From the exotic and sophisticated,
automatic page turning scanners to Bookeye, WideTEK
and even Epson scanners, OPUS supports virtually any
scanner that provides sufficient quality for the desired
output. OPUS either runs the scanner directly or can
be configured to automatically import images from the
scanner.
Automatic image treatment
consists of numerous functions, including book-fold
correction, ‘two up’ page splitting, de-skew,
content location, application of fixed margins, color
correction, and de-speckle.
The manual image treatment
stage allows all pages to be reviewed and any that is
not processed to the desired quality level can be reprocessed
using manual and semi-automatic processing. When the
page is acceptable, the user advances to the next page.

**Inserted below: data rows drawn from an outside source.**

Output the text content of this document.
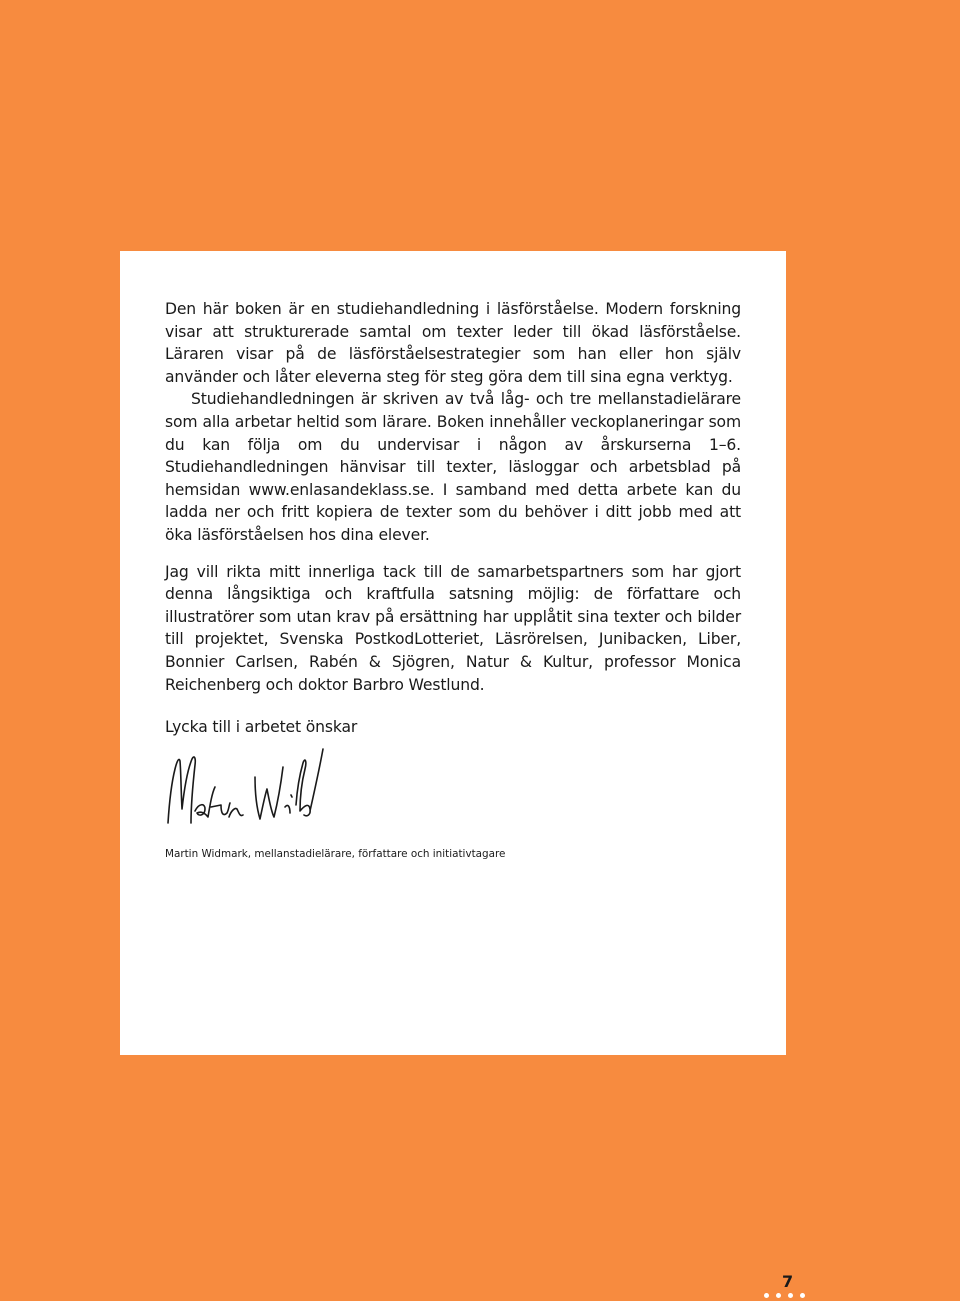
Den här boken är en studiehandledning i läsförståelse. Modern forskning visar att strukturerade samtal om texter leder till ökad läsförståelse. Läraren visar på de läsförståelsestrategier som han eller hon själv använder och låter eleverna steg för steg göra dem till sina egna verktyg.

Studiehandledningen är skriven av två låg- och tre mellanstadielärare som alla arbetar heltid som lärare. Boken innehåller veckoplaneringar som du kan följa om du undervisar i någon av årskurserna 1–6. Studiehandledningen hänvisar till texter, läsloggar och arbetsblad på hemsidan www.enlasandeklass.se. I samband med detta arbete kan du ladda ner och fritt kopiera de texter som du behöver i ditt jobb med att öka läsförståelsen hos dina elever.

Jag vill rikta mitt innerliga tack till de samarbetspartners som har gjort denna långsiktiga och kraftfulla satsning möjlig: de författare och illustratörer som utan krav på ersättning har upplåtit sina texter och bilder till projektet, Svenska PostkodLotteriet, Läsrörelsen, Junibacken, Liber, Bonnier Carlsen, Rabén & Sjögren, Natur & Kultur, professor Monica Reichenberg och doktor Barbro Westlund.

Lycka till i arbetet önskar

Martin Widmark, mellanstadielärare, författare och initiativtagare

7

OPUS offers an automatic metadata
capture system that looks for common metadata such as
book title, author, publisher, table of contents, section
and chapter names, and page numbers.
Automatic metadata capture
is a wonderful concept, but expecting a software program
to know what’s what is a tall order, especially
with artificial intelligence still in its infancy. So,
the Digital Library Systems Group at Image Access invested
substantially in software engineering to produce a facility
for efficiently reviewing and editing the results of
the automatic metadata. Not only can text be changed,
but the actual metadata elements can be rearranged or
deleted and new elements added.
Once an object has been processed
to this stage, derivative creation can be a fully automatic
process. It is at this stage that high, medium and low
resolution PDF, JPEG, TIFF and other image files are
created. In addition, metadata is output to any number
of custom formats and
to standard formats such as METS XML.
Release is the final stage
of OPUS. It can be as simple as copying the files to
a special directory structure or as complex as
a sophisticated relational database on a SQL server.
|